衆議院解散を正式表明した安倍晋三首相(写真:毎日新聞社/アフロ)

消費税の使い方が解散の「大義」に

 誰も異論のない「人づくり」を掲げて、安倍晋三首相は衆議院の解散・総選挙に踏み切った。ここ3年、政策の柱としてきた「働き方改革」の総仕上げとも言えるが、これで日本経済は成長力を取り戻すことになるのか。

 9月28日に召集された臨時国会の冒頭、衆議院は解散された。10月22日投開票で総選挙が行われる。突然の解散総選挙に野党側からは「大義なき解散」といった批判の声が上がったが、解散前の9月25日に行った記者会見で安倍首相は、まがりなりにも解散に踏み切る理由を説明した。

 「この5年近く、アベノミクス改革の矢を放ち続け、ようやくここまで来ることができました」

 安倍首相はアベノミクスの成果を自賛した後で、こう付け加えた。「今こそ最大の壁にチャレンジするときです」

 安倍首相が言う最大のチャレンジとは何か。

 「急速に少子高齢化が進むこの国が、これからも本当に成長していけるのか。この漠然とした不安にしっかりと答えを出してまいります。それは、生産性革命、そして人づくり革命であります。この2つの大改革はアベノミクス最大の勝負です」

 そのうえで、2020年度までの3年間を「生産性革命集中投資期間」と位置づけ、企業に設備投資や人材投資を促していくとし、税制や予算、規制改革を大胆に実施していくことを表明した。
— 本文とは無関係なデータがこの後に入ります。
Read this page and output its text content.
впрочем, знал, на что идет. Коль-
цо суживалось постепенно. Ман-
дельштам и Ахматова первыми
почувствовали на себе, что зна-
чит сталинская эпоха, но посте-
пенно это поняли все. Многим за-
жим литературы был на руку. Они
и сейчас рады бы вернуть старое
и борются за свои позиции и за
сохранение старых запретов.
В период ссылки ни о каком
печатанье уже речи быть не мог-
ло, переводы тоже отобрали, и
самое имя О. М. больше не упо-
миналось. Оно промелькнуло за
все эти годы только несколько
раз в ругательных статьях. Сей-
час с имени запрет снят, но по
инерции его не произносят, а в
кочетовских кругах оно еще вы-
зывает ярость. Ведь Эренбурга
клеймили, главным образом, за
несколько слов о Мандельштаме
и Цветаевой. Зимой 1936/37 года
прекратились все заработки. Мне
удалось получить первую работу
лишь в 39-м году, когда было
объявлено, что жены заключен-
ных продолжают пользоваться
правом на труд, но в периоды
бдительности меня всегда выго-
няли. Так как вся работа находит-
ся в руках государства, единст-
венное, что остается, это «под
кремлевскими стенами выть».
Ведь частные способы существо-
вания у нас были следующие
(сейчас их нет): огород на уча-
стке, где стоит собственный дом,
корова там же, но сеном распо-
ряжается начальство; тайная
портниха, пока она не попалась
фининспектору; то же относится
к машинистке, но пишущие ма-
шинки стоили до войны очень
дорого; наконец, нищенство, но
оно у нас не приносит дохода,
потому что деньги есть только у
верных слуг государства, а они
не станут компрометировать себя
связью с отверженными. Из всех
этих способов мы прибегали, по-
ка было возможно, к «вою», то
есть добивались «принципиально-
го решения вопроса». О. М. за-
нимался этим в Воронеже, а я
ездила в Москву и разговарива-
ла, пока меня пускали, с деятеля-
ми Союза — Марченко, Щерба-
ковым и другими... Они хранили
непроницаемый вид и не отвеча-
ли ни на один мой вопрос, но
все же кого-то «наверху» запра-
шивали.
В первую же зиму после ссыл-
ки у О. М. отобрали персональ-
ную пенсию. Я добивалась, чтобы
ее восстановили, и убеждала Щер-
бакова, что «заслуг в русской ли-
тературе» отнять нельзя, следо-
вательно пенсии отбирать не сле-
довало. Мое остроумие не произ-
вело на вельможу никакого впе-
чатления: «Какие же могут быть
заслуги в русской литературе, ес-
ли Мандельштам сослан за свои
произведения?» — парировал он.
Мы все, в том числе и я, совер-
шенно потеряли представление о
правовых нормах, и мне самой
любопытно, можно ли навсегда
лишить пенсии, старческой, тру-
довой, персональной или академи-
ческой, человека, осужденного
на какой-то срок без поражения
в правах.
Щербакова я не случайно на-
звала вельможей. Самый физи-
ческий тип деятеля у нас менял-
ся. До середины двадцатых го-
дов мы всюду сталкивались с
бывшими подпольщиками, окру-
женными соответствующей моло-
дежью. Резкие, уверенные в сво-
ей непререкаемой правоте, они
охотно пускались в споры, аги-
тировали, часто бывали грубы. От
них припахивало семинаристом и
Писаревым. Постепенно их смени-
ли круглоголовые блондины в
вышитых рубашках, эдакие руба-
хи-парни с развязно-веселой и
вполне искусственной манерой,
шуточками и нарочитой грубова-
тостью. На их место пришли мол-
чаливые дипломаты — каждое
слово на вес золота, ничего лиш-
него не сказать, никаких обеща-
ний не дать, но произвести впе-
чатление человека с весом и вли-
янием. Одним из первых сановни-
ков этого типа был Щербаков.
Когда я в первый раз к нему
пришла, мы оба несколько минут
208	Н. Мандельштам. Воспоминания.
 では、なぜ解散なのか。安倍首相は、2019年10月に予定する消費税率10%への引き上げで生まれる財源を「人づくり」に充てるとした。現行の8%から2%引き上げ、5兆円強の税収増を見込むが、現状では5分の1は社会保障の充実に使い、残りの5分の4は借金の返済に充当することになっている。この借金返済分の一部を「子育て世代への投資」などに充てるよう変更するとしたのだ。国民との約束を変更するのだから、解散総選挙で「信を問う」のは当然のことだ、という論理である。

 選挙を戦うに当たって掲げた「大義」としては見事という他ない。安倍内閣のブレーンたちの間では今年6月ごろから、消費増税の先送りを主張する声が強まっていた。回復途上にあるとはいえ、まだまだ力強さが足らない景気に悪影響を及ぼすというのがその理由だ。だが、それでは財政再建派を完全に敵に回すことになる。野党からも「約束を反故にした」と批判されることが明白だった。